How well the likes of Kelly, that committee – or any other part of the Morrison government’s policy apparatus – is going to cope with the world’s most influential economy taking a rapid turn for climate action is now a challenging question for the Liberals. The past four years of rabid anti-environmental Trumpism in the US provided effective cover for an Australian government that was one of the most obstreperous hold-outs on action in and since Paris, and has relied on weasel words rather than deeds to meet the barest of its international climate commitments for years.
Australia’s ruling conservatives may be hoping Republican denialists yet remaining in the American senate will be able to filibuster and obstruct Biden’s agenda from realigning the world economy. They’d do well to absorb that the activist new president has already shredded 100 Trump-era environmental rollbacks with executive orders – and the Democrats’ new senate majority allows the passage of “budget allocations”, filibuster-free.
What America’s Democrats also have is an overwhelming popular mandate for action. Corporations, too, have read the climate room and are already remaking markets and industries. Iconic US manufacturer General Motors is transitioning to carbon neutrality, major investment funds are restructuring assets around climate risk and the US Chamber of Commerce backs a carbon price.
Trump’s loud condemnation of Biden’s pledge to transition America away from fossil fuels turned out to be a grand political miscalculation. Electorally, Biden’s repeated refrain of “when I think of climate change, I think of jobs” dissolved the decades-old, right-confected wedge between labour and the environment. The Democrat’s long-established credibility as a workers’ champion enabled one single sentence to twin a promise of economic opportunity with one for existential relief, and it had potent appeal.
This credibility is something Australia’s anti-union, wage-suppressing Liberals lack, in a policy terrain they ideologically cannot countenance. What Biden’s now blown open wide is a local electoral field that’s entirely Australian Labor’s to claim.
Anthony Albanese may have borrowed his new “jobs, jobs, jobs!” slogan from British Labour’s Keir Starmer, but in a post-pandemic Australia where one million people are unemployed and at least another million are looking for more work, it’s efficient recycling.
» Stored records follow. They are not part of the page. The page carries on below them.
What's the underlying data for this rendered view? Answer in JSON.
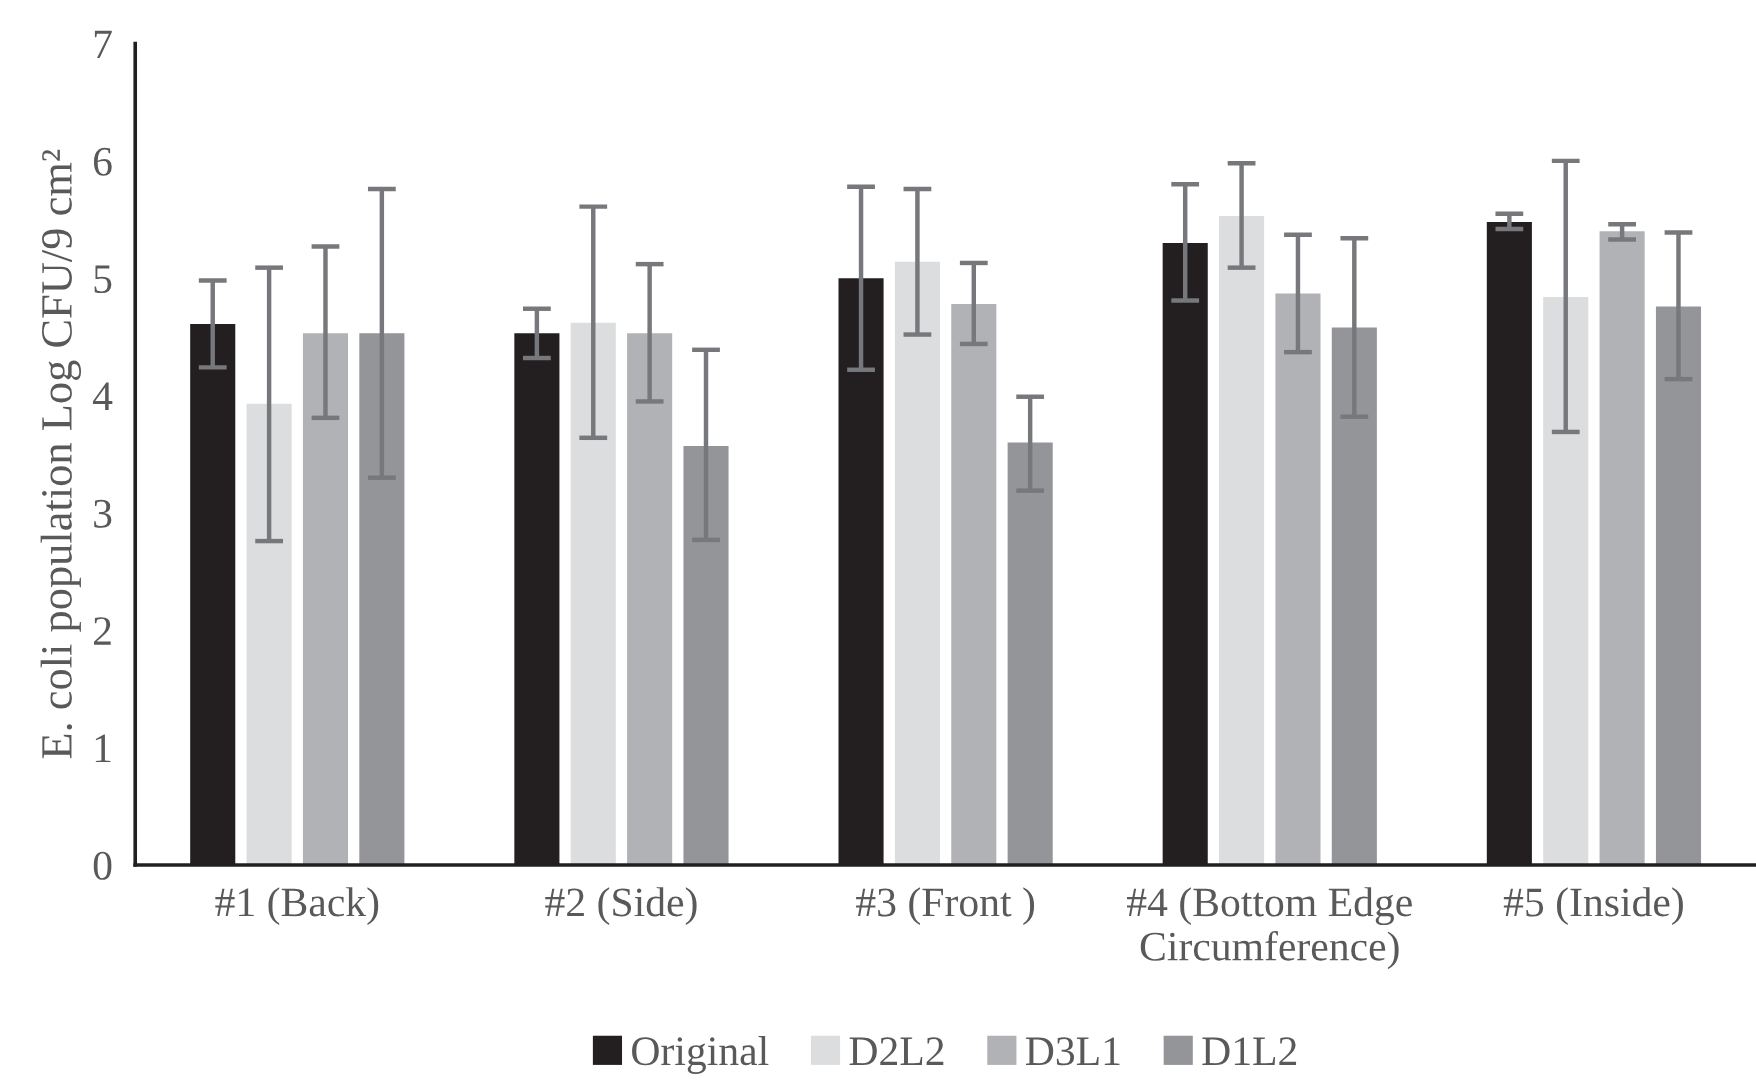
{
  "chart_data": {
    "type": "bar",
    "ylabel": "E. coli population Log CFU/9 cm²",
    "categories": [
      "#1 (Back)",
      "#2 (Side)",
      "#3 (Front )",
      "#4 (Bottom Edge\nCircumference)",
      "#5 (Inside)"
    ],
    "series": [
      {
        "name": "Original",
        "color": "#231f20",
        "values": [
          4.61,
          4.53,
          5.0,
          5.3,
          5.48
        ],
        "errors": [
          [
            4.24,
            4.98
          ],
          [
            4.32,
            4.74
          ],
          [
            4.22,
            5.78
          ],
          [
            4.81,
            5.8
          ],
          [
            5.42,
            5.55
          ]
        ]
      },
      {
        "name": "D2L2",
        "color": "#dcdddf",
        "values": [
          3.93,
          4.62,
          5.14,
          5.53,
          4.84
        ],
        "errors": [
          [
            2.76,
            5.09
          ],
          [
            3.64,
            5.61
          ],
          [
            4.52,
            5.76
          ],
          [
            5.09,
            5.98
          ],
          [
            3.69,
            6.0
          ]
        ]
      },
      {
        "name": "D3L1",
        "color": "#b1b2b5",
        "values": [
          4.53,
          4.53,
          4.78,
          4.87,
          5.4
        ],
        "errors": [
          [
            3.81,
            5.27
          ],
          [
            3.95,
            5.12
          ],
          [
            4.44,
            5.13
          ],
          [
            4.37,
            5.37
          ],
          [
            5.33,
            5.46
          ]
        ]
      },
      {
        "name": "D1L2",
        "color": "#939598",
        "values": [
          4.53,
          3.57,
          3.6,
          4.58,
          4.76
        ],
        "errors": [
          [
            3.3,
            5.76
          ],
          [
            2.77,
            4.39
          ],
          [
            3.19,
            3.99
          ],
          [
            3.82,
            5.34
          ],
          [
            4.14,
            5.39
          ]
        ]
      }
    ],
    "ylim": [
      0,
      7
    ],
    "yticks": [
      0,
      1,
      2,
      3,
      4,
      5,
      6,
      7
    ],
    "grid": false,
    "legend": "bottom"
  }
}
Labor’s promise of climate-friendly, targeted job-creation is not one the Liberals can match, given their decade of loud disinterest in new industrial opportunities from electric-car-making to renewable energy. It’s all been Labor policy for some time, but the new economy that Biden is building relocates environmental policy from the realm of the ideal to the real.
The Democrats’ winning message was that crucial climate action can take place in the political space between dangerous denialism on one hand and impossible purism on the other - and it speaks directly to Labor’s greatest policy strength; creating jobs in the service of the common good.
If Labor only communicates to Australians with the clarity Biden did in America, it’s a game-changing opportunity; for climate action, for the party, and Australia.